Zum Eierlesen kommt der Hahnentanz, der aber, abweichend von andern Belustigungen dieses Namens, ein äußerst harmloses Vergnügen ist. Ein lebendiger Hahn, im herkömmlich länglichen geflochtenen Korbe auf der Feststätte ausgestellt, bildet den Mittelpunkt, um welchen die Paare tanzen, indessen eine von einem Tänzer dem andern gereichte Fahne die Runde macht. Außerhalb des Kreises steht Einer, der, den Rücken kehrend, nach einiger Zeit in einem beliebigen Augenblicke ein Gewehr abschießt, und wer, wenn der Schuß fällt, gerade die Fahne in der Hand hat, ist der Sieger, welcher den Hahn erhält.

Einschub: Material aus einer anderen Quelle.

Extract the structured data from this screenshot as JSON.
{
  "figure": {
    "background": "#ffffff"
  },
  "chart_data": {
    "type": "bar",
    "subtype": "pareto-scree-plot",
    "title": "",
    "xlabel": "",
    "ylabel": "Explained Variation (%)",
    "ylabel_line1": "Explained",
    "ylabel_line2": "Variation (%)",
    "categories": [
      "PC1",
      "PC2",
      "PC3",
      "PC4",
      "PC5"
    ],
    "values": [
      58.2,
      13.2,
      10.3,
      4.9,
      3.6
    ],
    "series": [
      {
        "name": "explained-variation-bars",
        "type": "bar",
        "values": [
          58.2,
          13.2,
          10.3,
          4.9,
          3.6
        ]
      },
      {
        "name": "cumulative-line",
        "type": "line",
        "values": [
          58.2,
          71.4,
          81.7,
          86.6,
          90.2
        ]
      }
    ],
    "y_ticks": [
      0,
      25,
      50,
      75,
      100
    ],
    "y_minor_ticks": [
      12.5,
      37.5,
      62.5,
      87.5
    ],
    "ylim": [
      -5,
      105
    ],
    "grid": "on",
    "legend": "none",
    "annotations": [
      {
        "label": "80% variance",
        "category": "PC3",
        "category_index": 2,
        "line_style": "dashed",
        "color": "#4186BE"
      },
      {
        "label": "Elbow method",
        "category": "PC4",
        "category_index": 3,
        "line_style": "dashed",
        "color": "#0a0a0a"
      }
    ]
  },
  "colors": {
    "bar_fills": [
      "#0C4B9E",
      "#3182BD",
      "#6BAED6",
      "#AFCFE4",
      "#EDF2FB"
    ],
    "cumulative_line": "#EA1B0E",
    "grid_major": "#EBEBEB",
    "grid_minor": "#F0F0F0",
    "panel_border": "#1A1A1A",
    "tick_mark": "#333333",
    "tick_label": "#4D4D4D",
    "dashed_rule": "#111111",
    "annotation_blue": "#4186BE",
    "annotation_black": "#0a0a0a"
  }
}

Mit dem Karz (Lichtstube) wird es wie überall gehalten. Die Mädchen kommen den Winter über Abends mit Spindel oder Rädchen in einem vertrauten (von der Ortsobrigkeit concessionirten) Hause zusammen, an welches sie zu Anfang und am Schlusse für Oel oder Lichter den sogenannten Ein- und Ausstand bezahlen, und bleiben spinnend und plaudernd bis um die elfte Stunde bei einander sitzen. Bekanntlich sind sie nicht auf ihre eigene Unterhaltung beschränkt, vielmehr finden sich im Laufe des Abends die „Buben“ truppweise ein, so daß oft ein Trupp, besonders der jüngeren, vom andern weggetrieben wird, und setzen sich zu den Spinnerinnen, wobei immer derjenige, welcher einer der Schönen zur Rechten sitzt, vorübergehend mit ihr ein Paar bildet und ihr Fürsitzer heißt. Doch dies ist blos flüchtige Kurzweil, die nicht mehr bedeutet als im städtischen Leben eine Ballvertraulichkeit. Erst zuletzt kommen die Rechten, die „Schätze“, um ihre unbestrittenen Plätze einzunehmen; um elf Uhr nimmt dann Jeder die Seine am Arme und führt sie heim. Im Uebrigen hat die Geschichte der Liebe, ob mit Namen wie Kiltgang, Kommnacht u. dgl. ausgedrückt, oder, wie hier, ohne Namen, den gleichen Verlauf wie auf dem Lande allerwärts. „Vorher ist Er zu Ihr über die Leiter gekommen, jetzt kommt er über die Treppe“, das ist der ganze Unterschied, den man an Ort und Stelle zwischen der ledigen und der legitimirten Verbindung macht. Die Leiter darf öffentliches Geheimniß sein und thut der weißen Schürze keinen Eintrag, denn diese wird nur durch einen handgreiflichen, lauten Sündenfall verwirkt. So ist und war es auf dem Lande seit Jahrhunderten. Aber nicht blos außerhalb, auch innerhalb der Mauern, welche die Gesittung bedeuten, wird die Sittlichkeit mit gar gebrechlichen Maßstäben gemessen, und die fressendsten Schäden können meist nicht einmal zur Sprache kommen, weil der „Anstand“ höher ist, denn alles öffentliche Wohl. Die Moral, theologische, philosophische, politische, thürmt friedlich ihre Gesetzbücher über einander – und das Leben geht mittlerweile seinen gewohnten widerspruchsvollen Gang.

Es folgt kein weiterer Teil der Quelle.